Die Menschen wissen, dass sie hier nur zwei Kilometer von der deutschen Grenze entfernt sind und irgendwann hat ihre Geduld ein Ende und die Flüchtlinge wollen nicht mehr auf ein mögliches Quartier warten und ziehen bei Einbuch der Dunkelheit einfach los. Die Freiwilligen und das Rote Kreuz können sie nicht aufhalten, ihnen lediglich zur Seite stehen. Im Flüchtlingscamp sind daher Zettel angebracht - auf ihnen ist der Weg Richtung Deutschland eingezeichnet. Jede Nacht machen sich erneut Gruppen auf den Weg.

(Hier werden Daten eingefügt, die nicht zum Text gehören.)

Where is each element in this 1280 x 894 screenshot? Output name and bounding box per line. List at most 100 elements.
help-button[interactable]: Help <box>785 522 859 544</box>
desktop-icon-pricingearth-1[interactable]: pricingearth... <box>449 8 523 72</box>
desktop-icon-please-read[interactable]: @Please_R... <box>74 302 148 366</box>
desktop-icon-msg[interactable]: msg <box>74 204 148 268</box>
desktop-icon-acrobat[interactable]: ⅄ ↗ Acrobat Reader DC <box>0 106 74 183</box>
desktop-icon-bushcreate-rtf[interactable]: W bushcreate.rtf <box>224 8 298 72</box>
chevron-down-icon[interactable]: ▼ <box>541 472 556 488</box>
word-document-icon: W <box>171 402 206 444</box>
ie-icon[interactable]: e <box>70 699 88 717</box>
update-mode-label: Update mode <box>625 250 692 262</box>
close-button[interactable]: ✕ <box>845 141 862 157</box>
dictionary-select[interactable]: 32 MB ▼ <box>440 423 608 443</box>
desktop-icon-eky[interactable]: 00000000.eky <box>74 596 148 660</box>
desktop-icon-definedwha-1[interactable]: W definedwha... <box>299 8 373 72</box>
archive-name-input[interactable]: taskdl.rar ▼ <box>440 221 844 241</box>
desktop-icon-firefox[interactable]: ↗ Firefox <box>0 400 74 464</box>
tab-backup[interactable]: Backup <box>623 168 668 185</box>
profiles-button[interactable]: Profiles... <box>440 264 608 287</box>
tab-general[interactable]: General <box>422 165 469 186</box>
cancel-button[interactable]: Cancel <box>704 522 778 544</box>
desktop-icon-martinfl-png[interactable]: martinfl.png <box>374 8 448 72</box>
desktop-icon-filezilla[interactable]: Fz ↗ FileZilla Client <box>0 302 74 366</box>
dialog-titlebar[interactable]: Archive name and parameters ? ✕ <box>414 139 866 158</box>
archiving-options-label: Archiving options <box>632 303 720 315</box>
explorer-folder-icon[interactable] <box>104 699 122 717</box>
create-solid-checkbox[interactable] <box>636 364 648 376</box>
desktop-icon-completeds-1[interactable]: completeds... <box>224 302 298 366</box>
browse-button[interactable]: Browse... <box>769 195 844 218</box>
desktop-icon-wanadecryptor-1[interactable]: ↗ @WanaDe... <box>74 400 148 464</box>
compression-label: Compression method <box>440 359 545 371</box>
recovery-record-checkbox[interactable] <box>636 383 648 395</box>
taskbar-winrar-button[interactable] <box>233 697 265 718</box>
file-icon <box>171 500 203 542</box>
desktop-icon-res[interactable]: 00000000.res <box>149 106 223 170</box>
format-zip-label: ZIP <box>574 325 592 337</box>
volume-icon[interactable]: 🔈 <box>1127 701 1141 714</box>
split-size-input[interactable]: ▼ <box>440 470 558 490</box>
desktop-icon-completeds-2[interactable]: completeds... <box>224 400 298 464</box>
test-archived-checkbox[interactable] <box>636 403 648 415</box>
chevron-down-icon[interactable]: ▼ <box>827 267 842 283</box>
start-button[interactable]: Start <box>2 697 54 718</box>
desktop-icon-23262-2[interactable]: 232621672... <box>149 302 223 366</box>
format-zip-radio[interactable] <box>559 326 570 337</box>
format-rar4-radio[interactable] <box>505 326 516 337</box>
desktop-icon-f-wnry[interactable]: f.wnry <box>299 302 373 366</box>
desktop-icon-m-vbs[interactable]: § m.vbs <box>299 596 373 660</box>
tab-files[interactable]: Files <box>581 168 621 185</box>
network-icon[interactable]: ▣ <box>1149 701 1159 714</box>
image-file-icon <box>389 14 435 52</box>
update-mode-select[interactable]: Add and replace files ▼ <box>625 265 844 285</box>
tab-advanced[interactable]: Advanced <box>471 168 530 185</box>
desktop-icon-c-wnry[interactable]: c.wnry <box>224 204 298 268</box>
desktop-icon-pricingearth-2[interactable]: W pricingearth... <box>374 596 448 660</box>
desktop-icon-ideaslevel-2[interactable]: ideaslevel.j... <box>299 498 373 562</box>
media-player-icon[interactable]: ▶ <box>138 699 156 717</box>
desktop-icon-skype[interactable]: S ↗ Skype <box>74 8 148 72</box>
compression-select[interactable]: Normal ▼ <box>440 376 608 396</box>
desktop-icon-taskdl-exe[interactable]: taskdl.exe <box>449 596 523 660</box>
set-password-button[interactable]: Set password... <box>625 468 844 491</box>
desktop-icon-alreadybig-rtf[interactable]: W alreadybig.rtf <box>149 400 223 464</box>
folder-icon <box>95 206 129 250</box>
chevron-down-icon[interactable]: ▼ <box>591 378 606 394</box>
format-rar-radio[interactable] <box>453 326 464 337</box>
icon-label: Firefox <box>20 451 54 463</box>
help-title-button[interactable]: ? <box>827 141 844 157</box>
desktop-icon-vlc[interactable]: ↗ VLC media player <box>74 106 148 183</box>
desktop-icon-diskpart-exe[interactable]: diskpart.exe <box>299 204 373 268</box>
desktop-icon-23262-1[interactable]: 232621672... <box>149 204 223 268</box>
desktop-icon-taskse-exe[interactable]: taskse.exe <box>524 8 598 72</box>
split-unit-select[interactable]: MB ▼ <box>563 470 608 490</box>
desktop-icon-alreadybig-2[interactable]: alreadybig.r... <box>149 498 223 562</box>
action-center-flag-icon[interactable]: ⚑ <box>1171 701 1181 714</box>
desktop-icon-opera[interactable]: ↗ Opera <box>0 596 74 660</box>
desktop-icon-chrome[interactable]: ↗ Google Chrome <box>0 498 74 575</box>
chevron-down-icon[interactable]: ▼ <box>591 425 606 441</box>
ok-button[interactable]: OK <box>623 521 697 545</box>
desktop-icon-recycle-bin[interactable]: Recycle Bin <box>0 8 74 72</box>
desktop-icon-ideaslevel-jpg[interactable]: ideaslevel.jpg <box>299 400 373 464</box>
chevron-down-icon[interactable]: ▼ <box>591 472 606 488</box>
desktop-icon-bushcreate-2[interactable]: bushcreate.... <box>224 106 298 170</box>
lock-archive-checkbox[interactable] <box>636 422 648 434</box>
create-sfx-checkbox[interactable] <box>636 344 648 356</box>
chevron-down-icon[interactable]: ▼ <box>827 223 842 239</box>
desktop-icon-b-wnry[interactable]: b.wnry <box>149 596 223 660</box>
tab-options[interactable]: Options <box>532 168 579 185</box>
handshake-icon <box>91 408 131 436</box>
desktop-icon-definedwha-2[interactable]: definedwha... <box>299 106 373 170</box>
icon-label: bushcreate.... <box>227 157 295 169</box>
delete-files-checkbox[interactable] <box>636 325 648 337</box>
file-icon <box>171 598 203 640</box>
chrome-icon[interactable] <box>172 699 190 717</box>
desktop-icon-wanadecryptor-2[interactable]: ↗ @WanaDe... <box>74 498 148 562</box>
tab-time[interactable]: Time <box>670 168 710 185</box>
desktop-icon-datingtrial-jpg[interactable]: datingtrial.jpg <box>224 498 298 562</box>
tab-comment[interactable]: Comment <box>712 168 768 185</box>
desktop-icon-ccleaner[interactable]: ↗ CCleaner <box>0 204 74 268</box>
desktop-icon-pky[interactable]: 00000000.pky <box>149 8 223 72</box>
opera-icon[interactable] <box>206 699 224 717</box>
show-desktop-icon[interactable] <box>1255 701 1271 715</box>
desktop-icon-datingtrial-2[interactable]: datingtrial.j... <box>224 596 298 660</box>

Als Konsequenz haben bayerische Behörden Anfang November einen Schlussstrich gezogen. Sie wollten sich die Kontrolle über ihre Grenze wieder zurück holen. Die Grenze bei Kufstein wurde für Flüchtlinge geschlossen, es kam zum Rückstau in Kufstein. Mittlerweile haben sich die österreichischen und deutschen Behörden jedoch darauf einigen können, 50 Personen pro Stunde über die Grenze zu lassen.

Essensausgabe

Philipp Landauer

Ein Kommen und Gehen

Seitdem wird das Zelt für syrische Flüchtlinge im Camp immer wieder aufs Neue gefüllt und wieder geleert. Rund 1.000 Menschen sind es über den Tag verteilt, die hier aus dem Osten Österreichs mit Bussen und Zügen ankommen, pro Stunde können dann 50 von ihnen die Reise nach Deutschland antreten. Sie werden mit dem Bus zum Bahnhof Kufstein gebracht, wo sie dann in einen Zug der deutschen Behörden steigen und endlich an ihr Ziel gebracht werden. "Das funktioniert jetzt einwandfrei", meint Herbert Thaler, Koordinator des Flüchtlingscamps in Kufstein. Ein Großteil der täglich ankommenden Flüchtlinge ist gegen Ende des Tages nach Deutschland überstellt worden. Immer wieder müssen aber auch Flüchtlinge für eine Nacht in Kufstein bleiben, wenn das Pensum von deutscher Seite her erreicht ist. Das Zelt der Flüchtlinge bietet 350 Menschen einen Schlafplatz. "Wenn es hart auf hart kommt, können wir auch 700 unterbringen", erklärt Herbert Thaler, "allerdings gibt es dann nur Sitzplätze." Er erhofft sich von der Politik, das den Menschen nicht antun zu müssen. Doch in Gedanken stellt er sich schon auf einen harten Winter ein.

Zelt der Asylsuchenden

Philipp Landauer

Die Realität wartet nicht

Das Camp in Kufstein wird bereits winterfest gemacht. Die versprochenen fixen Quartiere werden wohl vor dem nächsten Frühjahr nicht mehr gefunden. Im Camp sind Freiwillige und Mitarbeiter des Roten Kreuzes und Team Österreich jedenfalls von der Politik enttäuscht. Man arbeitet hier nach dem Motto: was die Politik nicht zustande bringt, müssen wir durch Zusammenhalt schaffen. Peter Mader ist Stolz auf die Leistung Mitarbeiter im Camp, vor allem auf die der freiwilligen Helfer. Diese seien gleich doppelt wertvoll: sie spenden nicht nur ihre Arbeitskraft, sie dienen auch als Multiplikator. Die Freiwilligen erleben hier, wie harmlos und hilfsbedürftig die Menschen sind, die vor Tod und Terror flüchten und das wiederum tragen sie nach Außen, in ihre Familien, zu Freunden und Bekannten. "Sowas spricht sich herum", meint Peter Mader, "Angstmache und Destruktivität der Politik bringt uns nichts".